Department of Infectious Diseases, University Hospital and University Jean Monnet, Saint-Etienne, France.
Int Orthop. 2013 Apr;37(4):723-7. doi: 10.1007/s00264-013-1814-8. Epub 2013 Feb 27.
In recent guidelines, smoking is reported as a factor increasing the risk of surgical site infection (SSI). The accurate analysis of the literature shows that this recommendation relies on low level of evidence in orthopaedic surgery with material implantation (arthroplasty components or implants for internal fixation). This study aimed to assess the attributable risk of smoking on organ/space SSI in orthopaedic surgery with implants.
Risk factors of organ/space SSI were studied in a prospective cohort including 3,908 patients from June 2003 to December 2006.
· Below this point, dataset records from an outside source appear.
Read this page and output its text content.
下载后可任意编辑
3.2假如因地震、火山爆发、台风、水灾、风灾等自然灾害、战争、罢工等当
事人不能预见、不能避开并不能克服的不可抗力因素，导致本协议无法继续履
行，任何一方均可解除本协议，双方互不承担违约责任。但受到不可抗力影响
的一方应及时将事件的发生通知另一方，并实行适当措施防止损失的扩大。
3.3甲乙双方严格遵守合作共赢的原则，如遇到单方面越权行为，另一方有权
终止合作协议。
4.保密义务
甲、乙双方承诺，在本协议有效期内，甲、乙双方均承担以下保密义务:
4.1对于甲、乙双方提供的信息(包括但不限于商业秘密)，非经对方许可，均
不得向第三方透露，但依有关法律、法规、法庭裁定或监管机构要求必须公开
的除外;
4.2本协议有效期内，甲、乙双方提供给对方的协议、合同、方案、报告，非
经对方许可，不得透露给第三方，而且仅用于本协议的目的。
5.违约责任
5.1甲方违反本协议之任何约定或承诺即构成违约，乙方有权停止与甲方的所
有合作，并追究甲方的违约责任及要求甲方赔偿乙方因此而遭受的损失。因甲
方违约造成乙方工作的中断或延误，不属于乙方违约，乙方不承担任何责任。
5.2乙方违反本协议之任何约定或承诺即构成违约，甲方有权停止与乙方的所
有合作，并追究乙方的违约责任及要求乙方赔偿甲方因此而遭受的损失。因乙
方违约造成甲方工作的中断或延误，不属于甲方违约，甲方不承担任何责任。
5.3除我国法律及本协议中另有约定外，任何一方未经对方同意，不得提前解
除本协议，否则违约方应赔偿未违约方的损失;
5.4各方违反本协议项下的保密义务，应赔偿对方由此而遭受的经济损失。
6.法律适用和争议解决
Smoking was found as a significant risk factor for organ/space SSI. We also observed a significant difference between smokers and non-smokers for surgical wound complications (hematoma, discharge or wound dehiscence) during the period between surgical procedure and discharge from hospital.
This is the first large prospective report of a significant association between smoking and organ/space SSI in orthopaedic surgery with implants.
在最近的指南中,吸烟被报告为增加手术部位感染(SSI)风险的因素。对文献的准确分析表明,这一建议依赖于骨科植入物手术(关节置换部件或内固定植入物)中低水平的证据。本研究旨在评估吸烟对骨科植入物手术中器官/腔隙 SSI 的归因风险。
对 2003 年 6 月至 2006 年 12 月期间的 3908 例患者进行前瞻性队列研究,以研究器官/腔隙 SSI 的危险因素。
吸烟被发现是器官/腔隙 SSI 的一个显著危险因素。我们还观察到吸烟者和非吸烟者在手术期间和出院期间之间的手术伤口并发症(血肿、渗液或伤口裂开)方面存在显著差异。
这是第一份关于吸烟与骨科植入物手术中器官/腔隙 SSI 之间显著关联的大型前瞻性报告。